Sedimentary pigments reveal complex ecosystem responses of primary producers to mid-Holocene summer anoxia in a small Greenland lake

Abstract

Freshwater ecosystems in the Arctic are particularly sensitive to climate change, and current anthropogenic warming has demonstrably influenced Arctic lake productivity. Paleolimnological records reveal how primary producers have responded to past environmental changes and thus provide insight on their future shifts. Sedimentary pigments are molecular biomarkers that can record detailed information about soft-bodied algae and cyanobacteria, which are not well represented by more conventional proxies. We analyzed diverse sedimentary pigments (echinenone, okenone, alloxanthin, canthaxanthin, β-carotene, and chlorophyll-a and its degradation products) from two cores using HPLC-MS, as well as bulk sediment organic and inorganic geochemistry, to reconstruct Holocene changes in primary production in a small, subarctic lake in South Greenland.
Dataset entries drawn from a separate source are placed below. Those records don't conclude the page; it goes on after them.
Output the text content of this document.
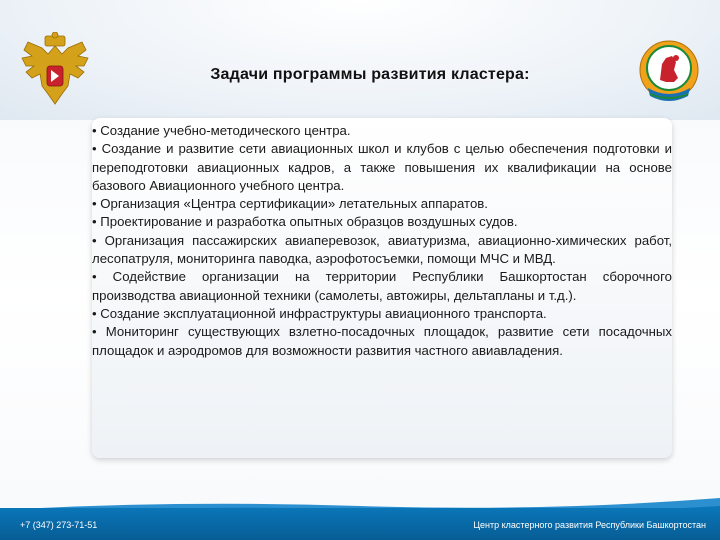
Задачи программы развития кластера:

• Создание учебно-методического центра.

• Создание и развитие сети авиационных школ и клубов с целью обеспечения подготовки и переподготовки авиационных кадров, а также повышения их квалификации на основе базового Авиационного учебного центра.

• Организация «Центра сертификации» летательных аппаратов.

• Проектирование и разработка опытных образцов воздушных судов.

• Организация пассажирских авиаперевозок, авиатуризма, авиационно-химических работ, лесопатруля, мониторинга паводка, аэрофотосъемки, помощи МЧС и МВД.

• Содействие организации на территории Республики Башкортостан сборочного производства авиационной техники (самолеты, автожиры, дельтапланы и т.д.).

• Создание эксплуатационной инфраструктуры авиационного транспорта.

• Мониторинг существующих взлетно-посадочных площадок, развитие сети посадочных площадок и аэродромов для возможности развития частного авиавладения.

+7 (347) 273-71-51	Центр кластерного развития Республики Башкортостан
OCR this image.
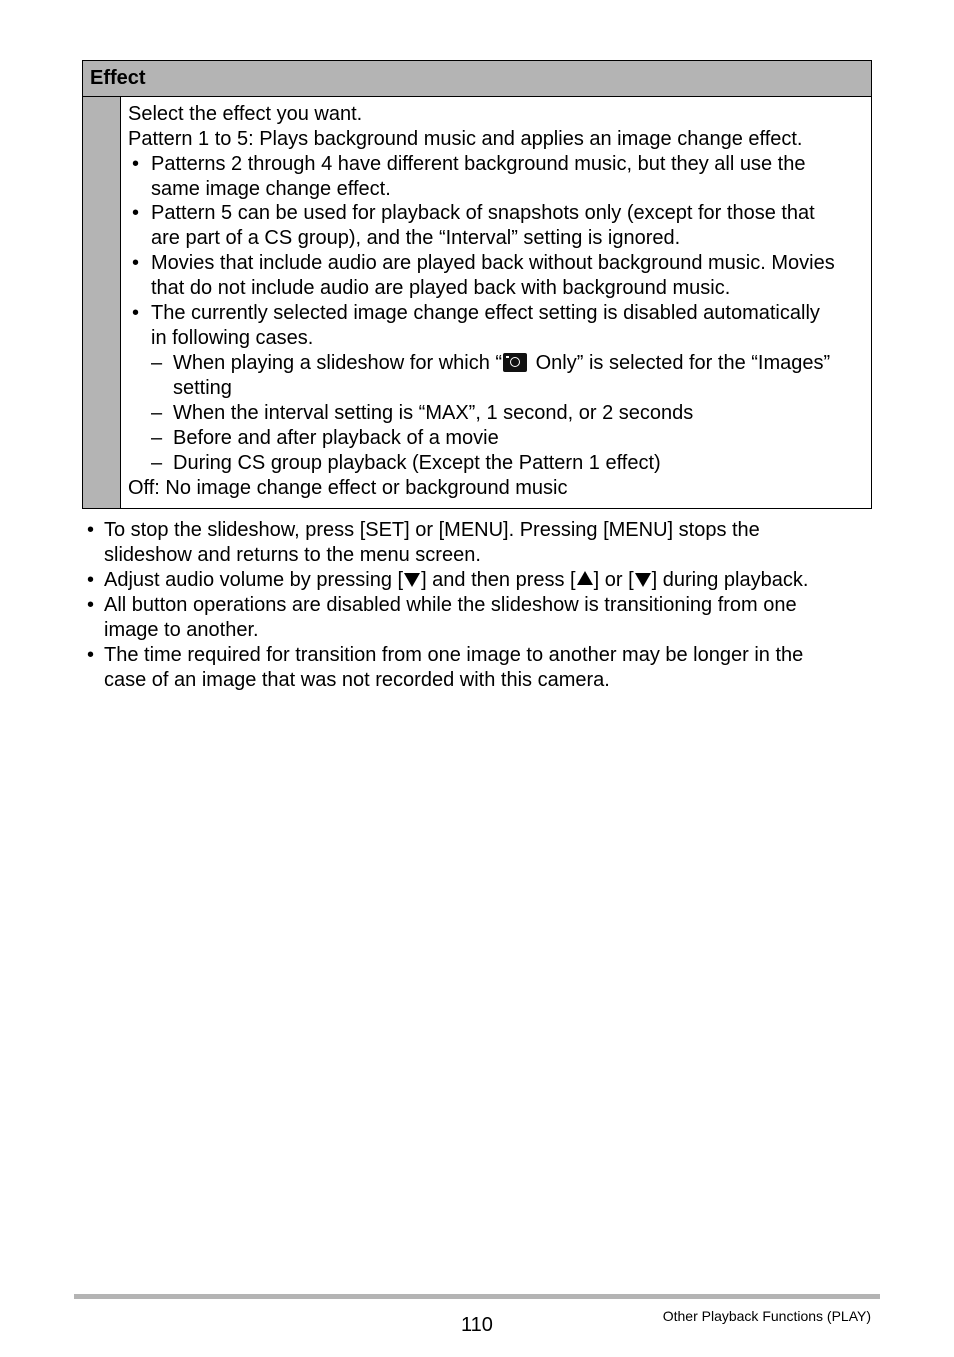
Effect
Select the effect you want.
Pattern 1 to 5: Plays background music and applies an image change effect.
• Patterns 2 through 4 have different background music, but they all use the
same image change effect.
• Pattern 5 can be used for playback of snapshots only (except for those that
are part of a CS group), and the “Interval” setting is ignored.
• Movies that include audio are played back without background music. Movies
that do not include audio are played back with background music.
• The currently selected image change effect setting is disabled automatically
in following cases.
– When playing a slideshow for which “ Only” is selected for the “Images”
setting
– When the interval setting is “MAX”, 1 second, or 2 seconds
– Before and after playback of a movie
– During CS group playback (Except the Pattern 1 effect)
Off: No image change effect or background music
• To stop the slideshow, press [SET] or [MENU]. Pressing [MENU] stops the
slideshow and returns to the menu screen.
• Adjust audio volume by pressing [ ] and then press [ ] or [ ] during playback.
• All button operations are disabled while the slideshow is transitioning from one
image to another.
• The time required for transition from one image to another may be longer in the
case of an image that was not recorded with this camera.
110	Other Playback Functions (PLAY)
We find multi-proxy evidence for a multi-millennial, mid-Holocene period of hypolimnetic anoxia from 6650 to 3500 cal yr BP within part of the lake. We suggest that summer thermal stratification and high productivity driven by warmer-than-present temperatures and increased catchment-derived nutrient influx drove changes in summer lakewater oxygenation. Our reconstructions reveal two distinct steady ecosystem states associated with oxygen status: a eukaryotic algae-dominated community during oxic conditions, versus cyanobacterial dominance during periods with anoxic bottom waters. Notably, we find that markers of anoxia and associated ecosystem shifts are stronger and probably longer-lived at one coring site, secondarily revealing considerable spatial (in addition to temporal) heterogeneity in oxygenation. As such, we propose that multi-core comparisons in paleolimnology can capture biogeochemical changes across both space and time, even in small lakes, and that spatial variations can provide clues about potentially localized drivers of past limnological change. Overall, our work broadly indicates that primary producer communities in some subarctic lakes were highly sensitive to warmer-than-present temperatures in the mid-Holocene, with landscape processes and thermal stratification playing secondary roles in driving productivity shifts. This implies that future warming could prompt widespread transformations in Arctic lake ecosystems, biogeochemistry (including carbon cycling and oxygenation), and water quality.